Jennifer Burke, a fitness manager at a Crunch gym in West Hollywood, California, said many women still worry that weight training will create big and bulky muscles.

Women and weights

"Women say 'I don't want to get bulky,' but unless you take in extra kilojoules or testosterone supplements, that's just not going to happen," said Burke, who eases reluctant clients into resistance training gently, with body-weight exercises. "When they see their bodies getting long lean muscles, getting toned, they trust you a little more and you can start adding in dumbbells and machines," Burke said.

The US Centers for Disease Control and Prevention (CDC) recommends that adults engage in muscle-strengthening activities that work all major muscle groups - legs, hips, back, abdomen, chest, shoulders and arms - two or more days a week.

"A lot of people think if they want to lose a lot of weight they should do cardio, but the best thing is to add in resistance training as well," Burke said.

"You'll get bigger, faster results because you're working on lean muscle tissue which burns more kilojoules in the long run."

While it's true that muscle weighs more than fat, it's also more compact. "Five pounds (2.3 kilogrammes) of muscle is the size of your fist. Five pounds of fat is the size of your forearm" she said.

Lower intensity doesn't burn kJ

Burke added that another misconception is that lower-intensity exercise such as the fat-burning setting on most cardio machines is better for burning kJ's.

"That's absolutely not true," said Burke.

"If you increase the intensity you'll burn more kilojoules."

The CDC's rule of thumb is that one minute of vigorous-intensity activity is about the same as two minutes of moderate-intensity activity.

Too much or not enough

Stephanie Huckabee, a South Carolina-based fitness instructor, said people who believe it is necessary to exercise every day are setting themselves up for failure.

"I tell my clients to expect days when they don't exercise," said Huckabee. "That's just being realistic."

Another fiction, Huckabee said, is that you can move fat away from a problem area.

"When I wanted to reduce my stomach, I had to do an all-over conditioning program to get that fat tissue to shrink," she said. "Cardio will burn the fat over all. After that, you can work on sculpting an area with resistance training."

Build your six-pack in the kitchen

Burke said one of the biggest fitness myths is that crunches can banish belly fat.

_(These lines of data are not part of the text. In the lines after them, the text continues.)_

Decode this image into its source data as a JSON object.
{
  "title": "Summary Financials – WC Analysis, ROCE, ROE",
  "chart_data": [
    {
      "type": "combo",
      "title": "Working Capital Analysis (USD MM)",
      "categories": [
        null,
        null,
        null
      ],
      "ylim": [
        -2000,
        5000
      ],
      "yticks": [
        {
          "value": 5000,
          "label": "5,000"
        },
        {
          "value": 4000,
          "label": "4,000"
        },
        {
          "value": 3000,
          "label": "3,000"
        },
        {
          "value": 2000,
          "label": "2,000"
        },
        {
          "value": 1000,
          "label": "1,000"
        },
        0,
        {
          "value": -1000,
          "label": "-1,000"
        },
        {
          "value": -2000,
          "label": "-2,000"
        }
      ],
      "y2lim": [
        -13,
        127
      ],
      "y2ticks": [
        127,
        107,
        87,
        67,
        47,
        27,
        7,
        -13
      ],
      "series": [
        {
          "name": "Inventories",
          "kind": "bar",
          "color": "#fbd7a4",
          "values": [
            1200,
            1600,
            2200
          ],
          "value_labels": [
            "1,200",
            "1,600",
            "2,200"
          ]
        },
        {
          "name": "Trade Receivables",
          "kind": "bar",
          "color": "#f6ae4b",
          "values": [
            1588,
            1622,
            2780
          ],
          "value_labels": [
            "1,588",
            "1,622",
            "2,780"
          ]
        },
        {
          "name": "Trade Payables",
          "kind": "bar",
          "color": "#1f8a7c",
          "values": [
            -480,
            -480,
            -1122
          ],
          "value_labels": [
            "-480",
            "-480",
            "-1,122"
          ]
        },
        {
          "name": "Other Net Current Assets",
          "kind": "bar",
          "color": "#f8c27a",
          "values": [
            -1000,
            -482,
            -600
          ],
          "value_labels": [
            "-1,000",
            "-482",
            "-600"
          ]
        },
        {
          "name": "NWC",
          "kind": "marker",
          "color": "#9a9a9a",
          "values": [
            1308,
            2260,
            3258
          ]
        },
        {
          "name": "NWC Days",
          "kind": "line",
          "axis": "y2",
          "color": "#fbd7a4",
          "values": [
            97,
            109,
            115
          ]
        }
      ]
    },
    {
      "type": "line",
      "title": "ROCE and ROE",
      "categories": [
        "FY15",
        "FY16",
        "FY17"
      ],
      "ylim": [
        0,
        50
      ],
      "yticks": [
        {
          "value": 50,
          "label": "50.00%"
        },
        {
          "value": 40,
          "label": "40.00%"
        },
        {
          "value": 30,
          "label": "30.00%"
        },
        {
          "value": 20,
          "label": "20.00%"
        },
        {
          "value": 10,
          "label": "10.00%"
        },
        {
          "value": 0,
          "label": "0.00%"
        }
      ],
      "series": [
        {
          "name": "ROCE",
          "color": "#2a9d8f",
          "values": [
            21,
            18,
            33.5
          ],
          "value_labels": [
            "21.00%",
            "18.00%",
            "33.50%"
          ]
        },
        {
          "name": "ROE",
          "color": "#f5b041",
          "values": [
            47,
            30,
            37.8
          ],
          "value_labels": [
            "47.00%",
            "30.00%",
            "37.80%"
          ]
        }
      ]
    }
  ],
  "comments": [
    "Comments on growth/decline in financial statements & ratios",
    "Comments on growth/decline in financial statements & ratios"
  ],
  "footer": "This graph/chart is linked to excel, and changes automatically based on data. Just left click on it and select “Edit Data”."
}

"You build your six-pack in the kitchen," she said, while noting that no one will see even the most developed abdominals if they're hiding under a layer of fat.

Moira Merrithew, co-founder of Merrithew Health & Fitness, said one of the most common misconceptions is that it's always good to stretch before a game of football or a run.

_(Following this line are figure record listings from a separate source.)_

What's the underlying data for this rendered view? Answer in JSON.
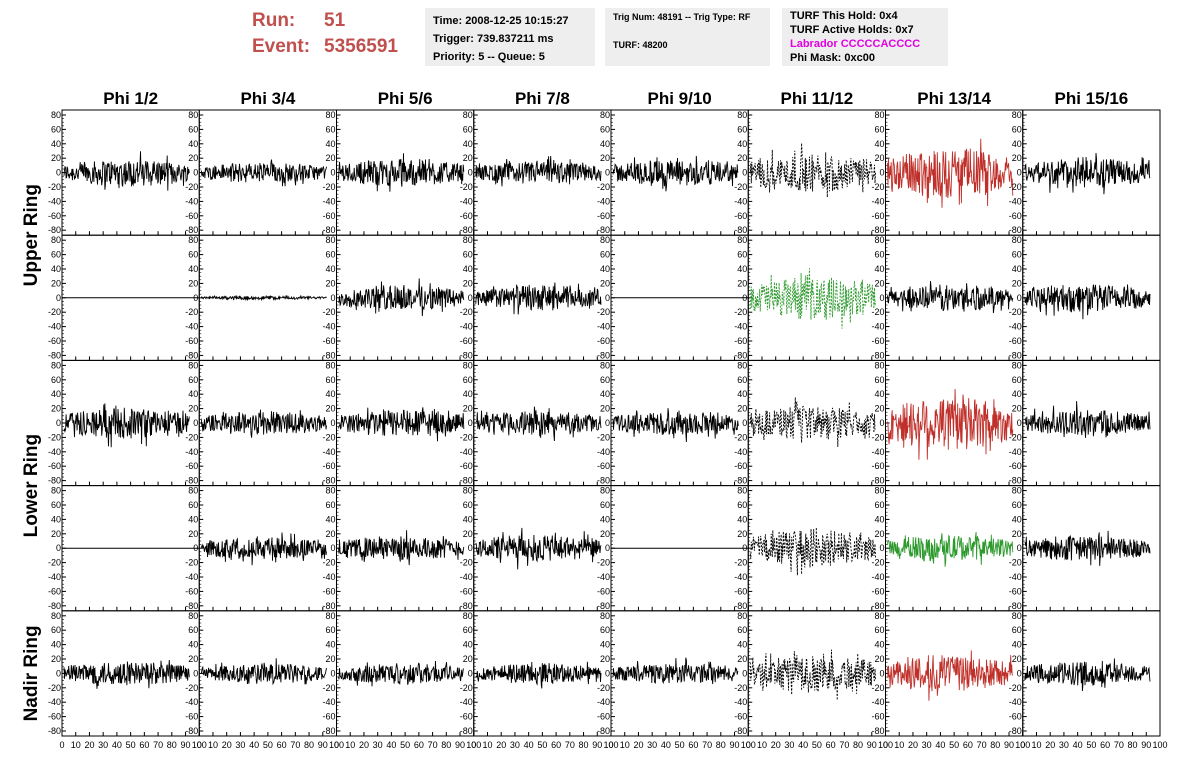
{
  "header": {
    "run_label": "Run:",
    "run_value": "51",
    "event_label": "Event:",
    "event_value": "5356591",
    "time": "Time: 2008-12-25 10:15:27",
    "trigger": "Trigger: 739.837211 ms",
    "priority": "Priority: 5 -- Queue: 5",
    "trig_num": "Trig Num: 48191 -- Trig Type: RF",
    "turf": "TURF: 48200",
    "turf_this_hold": "TURF This Hold: 0x4",
    "turf_active_holds": "TURF Active Holds: 0x7",
    "labrador": "Labrador CCCCCACCCC",
    "phi_mask": "Phi Mask: 0xc00"
  },
  "colors": {
    "header_red": "#c0504d",
    "labrador_magenta": "#e000e0",
    "panel_red": "#c0302a",
    "panel_green": "#2e9a2e",
    "trace_black": "#000000"
  },
  "chart_data": {
    "type": "line",
    "description_of_layout": "5 x 8 grid of waveform panels",
    "columns": [
      "Phi 1/2",
      "Phi 3/4",
      "Phi 5/6",
      "Phi 7/8",
      "Phi 9/10",
      "Phi 11/12",
      "Phi 13/14",
      "Phi 15/16"
    ],
    "row_groups": [
      {
        "label": "Upper Ring",
        "rows": [
          0,
          1
        ]
      },
      {
        "label": "Lower Ring",
        "rows": [
          2,
          3
        ]
      },
      {
        "label": "Nadir Ring",
        "rows": [
          4
        ]
      }
    ],
    "xlim": [
      0,
      100
    ],
    "ylim": [
      -80,
      80
    ],
    "y_ticks": [
      "80",
      "60",
      "40",
      "20",
      "0",
      "-20",
      "-40",
      "-60",
      "-80"
    ],
    "x_ticks": [
      "0",
      "10",
      "20",
      "30",
      "40",
      "50",
      "60",
      "70",
      "80",
      "90",
      "100"
    ],
    "panels": [
      [
        {
          "amp": 16,
          "style": "solid",
          "color": "black"
        },
        {
          "amp": 12,
          "style": "solid",
          "color": "black"
        },
        {
          "amp": 16,
          "style": "solid",
          "color": "black"
        },
        {
          "amp": 13,
          "style": "solid",
          "color": "black"
        },
        {
          "amp": 16,
          "style": "solid",
          "color": "black"
        },
        {
          "amp": 22,
          "style": "dashed",
          "color": "black"
        },
        {
          "amp": 30,
          "style": "solid",
          "color": "red"
        },
        {
          "amp": 18,
          "style": "solid",
          "color": "black"
        }
      ],
      [
        {
          "amp": 0,
          "style": "flat",
          "color": "black"
        },
        {
          "amp": 2,
          "style": "solid",
          "color": "black"
        },
        {
          "amp": 15,
          "style": "solid",
          "color": "black"
        },
        {
          "amp": 14,
          "style": "solid",
          "color": "black"
        },
        {
          "amp": 0,
          "style": "flat",
          "color": "black"
        },
        {
          "amp": 25,
          "style": "dashed",
          "color": "green"
        },
        {
          "amp": 15,
          "style": "solid",
          "color": "black"
        },
        {
          "amp": 17,
          "style": "solid",
          "color": "black"
        }
      ],
      [
        {
          "amp": 18,
          "style": "solid",
          "color": "black"
        },
        {
          "amp": 14,
          "style": "solid",
          "color": "black"
        },
        {
          "amp": 16,
          "style": "solid",
          "color": "black"
        },
        {
          "amp": 14,
          "style": "solid",
          "color": "black"
        },
        {
          "amp": 14,
          "style": "solid",
          "color": "black"
        },
        {
          "amp": 20,
          "style": "dashed",
          "color": "black"
        },
        {
          "amp": 32,
          "style": "solid",
          "color": "red"
        },
        {
          "amp": 15,
          "style": "solid",
          "color": "black"
        }
      ],
      [
        {
          "amp": 0,
          "style": "flat",
          "color": "black"
        },
        {
          "amp": 13,
          "style": "solid",
          "color": "black"
        },
        {
          "amp": 14,
          "style": "solid",
          "color": "black"
        },
        {
          "amp": 16,
          "style": "solid",
          "color": "black"
        },
        {
          "amp": 0,
          "style": "flat",
          "color": "black"
        },
        {
          "amp": 22,
          "style": "dashed",
          "color": "black"
        },
        {
          "amp": 15,
          "style": "solid",
          "color": "green"
        },
        {
          "amp": 15,
          "style": "solid",
          "color": "black"
        }
      ],
      [
        {
          "amp": 14,
          "style": "solid",
          "color": "black"
        },
        {
          "amp": 12,
          "style": "solid",
          "color": "black"
        },
        {
          "amp": 12,
          "style": "solid",
          "color": "black"
        },
        {
          "amp": 12,
          "style": "solid",
          "color": "black"
        },
        {
          "amp": 12,
          "style": "solid",
          "color": "black"
        },
        {
          "amp": 22,
          "style": "dashed",
          "color": "black"
        },
        {
          "amp": 22,
          "style": "solid",
          "color": "red"
        },
        {
          "amp": 14,
          "style": "solid",
          "color": "black"
        }
      ]
    ]
  }
}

"For some athletes probably the worst thing they can do is stretch before they run," said Merrithew, who is based in Toronto, Canada.

"There's simply no hard and fast rule," said Merrithew, a former dancer.

"Pilates is good for dancers before they go out, because it mobilises the joints. There are so many effects that stretching can and cannot have. There are limits to really pushing that stretch."

And even the most dedicated couch potato cannot turn muscle to fat, according to Carol Torgan, a consultant exercise physiologist with the American College of Sports Medicine.

"Muscles and fat are two different types of cells. It would be like turning apples into oranges," she said.

More troubling is the fallacy that one can never drink too much water.

"It can result in a condition known as hyponatremia, in which there is an imbalance of water to salt," Torgan said.

"This is also known as water intoxication or over-hydration, and can be extremely serious."